New York deliveryman awarded $900,000 after 16 years of anti-Semitic harassment

Restaurant manager would pass gas in front of deliveryman, joking that it was Zyklon B used to gas Jews during the Holocaust.

Lower Manhattan skyline 390 (photo credit: REUTERS/Gary Hershorn)
Lower Manhattan skyline 390
(photo credit: REUTERS/Gary Hershorn)
A New York restaurant deliveryman was awarded a $900,000 jury verdict for enduring 16 years of anti-Semitic harassment by three supervisors.
The jury in Brooklyn federal court reached a verdict in favor of Adam Wiercinski on Oct. 24 in four hours, the New York Post reported Monday.
One manager at the Mangia 57 restaurant in Manhattan would pass gas in front of Wiercinski and then joke that it was Zyklon B, used in the Nazi gas chambers during the Holocaust, the Post reported citing the lawsuit.
Much of Wiercinski’s father’s family died at the hands of the Nazis, he told the newspaper. He said he had to explain what Zyklon B was to the jury, because they were “very young.”

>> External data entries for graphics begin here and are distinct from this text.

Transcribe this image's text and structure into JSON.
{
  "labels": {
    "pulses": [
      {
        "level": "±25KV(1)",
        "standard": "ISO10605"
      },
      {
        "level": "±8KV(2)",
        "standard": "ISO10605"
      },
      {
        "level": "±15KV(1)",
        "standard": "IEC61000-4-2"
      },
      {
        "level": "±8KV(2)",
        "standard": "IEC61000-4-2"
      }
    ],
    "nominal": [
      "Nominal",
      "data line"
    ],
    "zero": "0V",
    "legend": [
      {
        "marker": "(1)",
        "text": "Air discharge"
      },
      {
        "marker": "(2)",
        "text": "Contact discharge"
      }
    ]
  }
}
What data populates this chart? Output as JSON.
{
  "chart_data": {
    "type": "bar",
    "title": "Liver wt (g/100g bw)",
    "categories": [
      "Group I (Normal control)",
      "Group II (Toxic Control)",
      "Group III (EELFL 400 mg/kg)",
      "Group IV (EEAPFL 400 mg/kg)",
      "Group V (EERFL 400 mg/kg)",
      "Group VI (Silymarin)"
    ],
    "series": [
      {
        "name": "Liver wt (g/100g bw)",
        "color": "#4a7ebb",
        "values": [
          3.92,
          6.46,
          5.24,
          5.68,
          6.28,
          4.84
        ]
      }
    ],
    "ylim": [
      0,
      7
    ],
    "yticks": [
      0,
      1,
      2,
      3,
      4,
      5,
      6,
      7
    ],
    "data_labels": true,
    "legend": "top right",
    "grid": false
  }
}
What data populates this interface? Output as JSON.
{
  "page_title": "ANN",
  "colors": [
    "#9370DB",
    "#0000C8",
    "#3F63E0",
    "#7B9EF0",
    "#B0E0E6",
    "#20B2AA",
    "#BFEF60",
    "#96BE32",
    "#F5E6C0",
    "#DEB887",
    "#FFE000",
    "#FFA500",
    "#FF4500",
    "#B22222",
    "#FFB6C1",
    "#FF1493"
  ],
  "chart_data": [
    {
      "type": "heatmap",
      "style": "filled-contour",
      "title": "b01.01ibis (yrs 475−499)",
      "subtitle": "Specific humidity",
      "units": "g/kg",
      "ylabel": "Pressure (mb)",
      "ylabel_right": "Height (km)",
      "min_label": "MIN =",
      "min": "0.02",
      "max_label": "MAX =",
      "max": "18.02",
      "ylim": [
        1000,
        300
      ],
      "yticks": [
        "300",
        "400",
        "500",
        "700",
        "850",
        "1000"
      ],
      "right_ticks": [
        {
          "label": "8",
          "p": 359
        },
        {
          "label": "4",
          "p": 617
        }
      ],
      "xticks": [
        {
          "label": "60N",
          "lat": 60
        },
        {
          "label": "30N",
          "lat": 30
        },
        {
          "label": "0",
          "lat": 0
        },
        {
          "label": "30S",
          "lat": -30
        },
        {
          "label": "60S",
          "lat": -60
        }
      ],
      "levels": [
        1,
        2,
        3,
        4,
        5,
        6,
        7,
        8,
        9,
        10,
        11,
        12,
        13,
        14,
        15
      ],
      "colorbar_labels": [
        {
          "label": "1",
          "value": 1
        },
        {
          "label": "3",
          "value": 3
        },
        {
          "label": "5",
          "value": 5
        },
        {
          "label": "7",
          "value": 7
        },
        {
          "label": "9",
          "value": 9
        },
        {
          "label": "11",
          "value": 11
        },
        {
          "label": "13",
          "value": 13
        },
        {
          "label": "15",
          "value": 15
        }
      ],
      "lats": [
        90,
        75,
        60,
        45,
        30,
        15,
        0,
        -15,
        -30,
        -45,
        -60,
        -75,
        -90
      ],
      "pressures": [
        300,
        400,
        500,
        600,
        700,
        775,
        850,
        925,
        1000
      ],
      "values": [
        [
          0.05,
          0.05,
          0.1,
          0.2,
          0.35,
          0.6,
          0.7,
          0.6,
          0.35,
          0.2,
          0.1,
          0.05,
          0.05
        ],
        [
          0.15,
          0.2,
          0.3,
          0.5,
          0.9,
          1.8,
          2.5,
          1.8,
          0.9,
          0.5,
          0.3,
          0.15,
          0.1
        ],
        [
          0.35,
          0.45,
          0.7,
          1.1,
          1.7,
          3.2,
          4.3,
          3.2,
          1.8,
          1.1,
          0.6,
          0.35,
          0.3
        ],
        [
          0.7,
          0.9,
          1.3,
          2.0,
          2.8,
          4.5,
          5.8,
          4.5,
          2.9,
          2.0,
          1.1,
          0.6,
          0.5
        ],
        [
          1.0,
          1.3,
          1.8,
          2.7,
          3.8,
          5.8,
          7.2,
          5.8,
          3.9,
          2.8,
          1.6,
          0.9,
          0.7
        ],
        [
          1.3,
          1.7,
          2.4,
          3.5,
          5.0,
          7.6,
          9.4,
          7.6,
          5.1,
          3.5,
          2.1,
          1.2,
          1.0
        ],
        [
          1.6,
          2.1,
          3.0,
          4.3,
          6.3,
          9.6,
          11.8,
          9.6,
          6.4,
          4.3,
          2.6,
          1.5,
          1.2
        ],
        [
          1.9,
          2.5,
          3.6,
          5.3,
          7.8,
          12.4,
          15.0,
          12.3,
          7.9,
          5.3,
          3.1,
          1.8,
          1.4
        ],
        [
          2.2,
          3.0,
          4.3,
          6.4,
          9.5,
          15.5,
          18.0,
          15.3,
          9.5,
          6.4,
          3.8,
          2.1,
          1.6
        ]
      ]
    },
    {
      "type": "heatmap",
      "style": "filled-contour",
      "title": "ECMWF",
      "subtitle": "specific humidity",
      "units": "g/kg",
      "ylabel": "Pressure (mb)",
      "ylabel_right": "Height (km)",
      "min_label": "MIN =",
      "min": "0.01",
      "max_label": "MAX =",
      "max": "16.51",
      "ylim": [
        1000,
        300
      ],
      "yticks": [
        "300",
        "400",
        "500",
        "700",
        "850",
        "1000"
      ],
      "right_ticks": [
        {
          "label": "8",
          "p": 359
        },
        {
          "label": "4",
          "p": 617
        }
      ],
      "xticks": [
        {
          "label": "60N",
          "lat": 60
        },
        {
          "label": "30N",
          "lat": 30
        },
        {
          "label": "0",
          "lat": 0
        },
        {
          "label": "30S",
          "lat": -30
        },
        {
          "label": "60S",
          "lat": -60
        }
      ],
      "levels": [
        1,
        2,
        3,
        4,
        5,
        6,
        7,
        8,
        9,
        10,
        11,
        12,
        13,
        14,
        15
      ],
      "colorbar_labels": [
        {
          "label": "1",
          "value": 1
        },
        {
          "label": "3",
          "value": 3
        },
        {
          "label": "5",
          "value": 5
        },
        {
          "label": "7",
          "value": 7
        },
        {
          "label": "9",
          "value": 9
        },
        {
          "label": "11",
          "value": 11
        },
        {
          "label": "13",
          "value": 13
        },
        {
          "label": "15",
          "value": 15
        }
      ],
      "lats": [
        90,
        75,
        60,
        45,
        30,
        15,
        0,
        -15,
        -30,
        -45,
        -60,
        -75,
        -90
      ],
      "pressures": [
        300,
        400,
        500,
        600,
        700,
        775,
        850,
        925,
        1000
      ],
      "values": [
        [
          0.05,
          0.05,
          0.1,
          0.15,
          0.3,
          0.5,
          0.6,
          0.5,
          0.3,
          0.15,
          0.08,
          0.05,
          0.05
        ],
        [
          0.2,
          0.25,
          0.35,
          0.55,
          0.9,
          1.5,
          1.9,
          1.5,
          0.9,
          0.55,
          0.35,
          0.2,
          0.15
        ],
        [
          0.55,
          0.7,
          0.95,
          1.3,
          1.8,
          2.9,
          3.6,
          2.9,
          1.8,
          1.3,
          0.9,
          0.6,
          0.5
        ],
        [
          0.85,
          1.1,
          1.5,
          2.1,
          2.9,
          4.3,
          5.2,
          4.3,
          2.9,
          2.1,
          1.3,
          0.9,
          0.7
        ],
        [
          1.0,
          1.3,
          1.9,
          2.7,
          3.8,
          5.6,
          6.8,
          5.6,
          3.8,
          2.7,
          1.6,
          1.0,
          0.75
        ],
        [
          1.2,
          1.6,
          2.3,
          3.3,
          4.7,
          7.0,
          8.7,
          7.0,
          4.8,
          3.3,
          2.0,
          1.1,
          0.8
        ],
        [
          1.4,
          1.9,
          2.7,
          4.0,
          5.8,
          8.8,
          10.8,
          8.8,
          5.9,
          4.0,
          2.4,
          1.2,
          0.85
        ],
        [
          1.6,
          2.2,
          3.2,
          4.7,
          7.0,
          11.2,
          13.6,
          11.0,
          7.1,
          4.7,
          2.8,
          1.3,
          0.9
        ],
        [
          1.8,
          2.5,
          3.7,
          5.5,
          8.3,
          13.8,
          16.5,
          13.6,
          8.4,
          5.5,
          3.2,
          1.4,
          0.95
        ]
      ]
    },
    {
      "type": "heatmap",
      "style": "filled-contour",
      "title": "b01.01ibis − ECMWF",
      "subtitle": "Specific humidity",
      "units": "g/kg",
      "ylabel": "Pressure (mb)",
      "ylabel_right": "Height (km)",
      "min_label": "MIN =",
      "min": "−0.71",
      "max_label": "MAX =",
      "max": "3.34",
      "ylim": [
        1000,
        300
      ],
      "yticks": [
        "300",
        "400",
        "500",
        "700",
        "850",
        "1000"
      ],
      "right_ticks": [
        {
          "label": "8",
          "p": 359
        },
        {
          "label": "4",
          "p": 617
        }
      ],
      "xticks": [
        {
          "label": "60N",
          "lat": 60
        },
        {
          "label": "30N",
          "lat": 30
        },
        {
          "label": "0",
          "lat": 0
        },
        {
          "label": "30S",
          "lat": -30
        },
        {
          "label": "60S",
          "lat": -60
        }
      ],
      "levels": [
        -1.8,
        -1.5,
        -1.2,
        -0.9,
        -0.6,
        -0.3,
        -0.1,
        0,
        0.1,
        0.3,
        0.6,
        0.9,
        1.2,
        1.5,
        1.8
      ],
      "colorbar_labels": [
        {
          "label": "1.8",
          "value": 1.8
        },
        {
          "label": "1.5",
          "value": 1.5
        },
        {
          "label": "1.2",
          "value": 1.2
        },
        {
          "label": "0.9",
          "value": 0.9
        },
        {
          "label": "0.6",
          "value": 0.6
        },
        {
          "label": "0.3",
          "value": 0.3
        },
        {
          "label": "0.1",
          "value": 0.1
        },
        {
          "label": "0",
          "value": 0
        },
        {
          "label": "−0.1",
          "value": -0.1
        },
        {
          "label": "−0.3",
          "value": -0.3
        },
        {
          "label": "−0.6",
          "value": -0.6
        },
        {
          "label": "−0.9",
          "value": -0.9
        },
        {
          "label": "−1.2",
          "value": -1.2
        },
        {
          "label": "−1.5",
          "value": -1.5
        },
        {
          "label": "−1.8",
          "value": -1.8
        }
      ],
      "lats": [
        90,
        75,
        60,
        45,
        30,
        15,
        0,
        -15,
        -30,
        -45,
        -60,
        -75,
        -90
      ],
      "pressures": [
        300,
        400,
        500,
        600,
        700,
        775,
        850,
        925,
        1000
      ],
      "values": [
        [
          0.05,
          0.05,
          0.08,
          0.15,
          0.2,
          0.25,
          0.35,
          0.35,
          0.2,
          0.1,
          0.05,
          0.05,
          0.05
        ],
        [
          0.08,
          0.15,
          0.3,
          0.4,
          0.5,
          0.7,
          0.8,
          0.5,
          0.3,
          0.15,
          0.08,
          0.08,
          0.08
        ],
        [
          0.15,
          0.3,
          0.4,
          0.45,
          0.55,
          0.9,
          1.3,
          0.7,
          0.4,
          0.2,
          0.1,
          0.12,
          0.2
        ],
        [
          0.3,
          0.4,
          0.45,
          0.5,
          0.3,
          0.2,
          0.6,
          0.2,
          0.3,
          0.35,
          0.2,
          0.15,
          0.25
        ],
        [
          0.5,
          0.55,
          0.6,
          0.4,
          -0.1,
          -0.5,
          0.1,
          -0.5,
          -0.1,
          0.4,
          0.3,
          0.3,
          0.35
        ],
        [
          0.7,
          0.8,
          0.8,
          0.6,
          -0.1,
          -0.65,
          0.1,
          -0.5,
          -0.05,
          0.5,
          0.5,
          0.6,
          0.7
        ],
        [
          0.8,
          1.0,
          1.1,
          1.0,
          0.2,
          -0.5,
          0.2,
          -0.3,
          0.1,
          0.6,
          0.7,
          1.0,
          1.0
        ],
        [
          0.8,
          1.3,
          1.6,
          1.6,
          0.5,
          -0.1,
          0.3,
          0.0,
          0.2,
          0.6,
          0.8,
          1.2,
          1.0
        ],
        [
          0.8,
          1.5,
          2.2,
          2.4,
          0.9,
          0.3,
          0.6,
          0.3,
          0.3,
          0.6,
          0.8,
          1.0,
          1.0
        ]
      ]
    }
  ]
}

“When I explain how it was used in the gas chambers, they were very serious. Everybody [in the courtroom] was silent,” he told the Post.
Supervisors also called him a “dirty Jew” and threw pennies at him while making anti-Semitic comments; they also docked his tips.
Wiercinski did not quit because he felt he was too old to get a new job, his attorney, Matthew Blit, told the newspaper.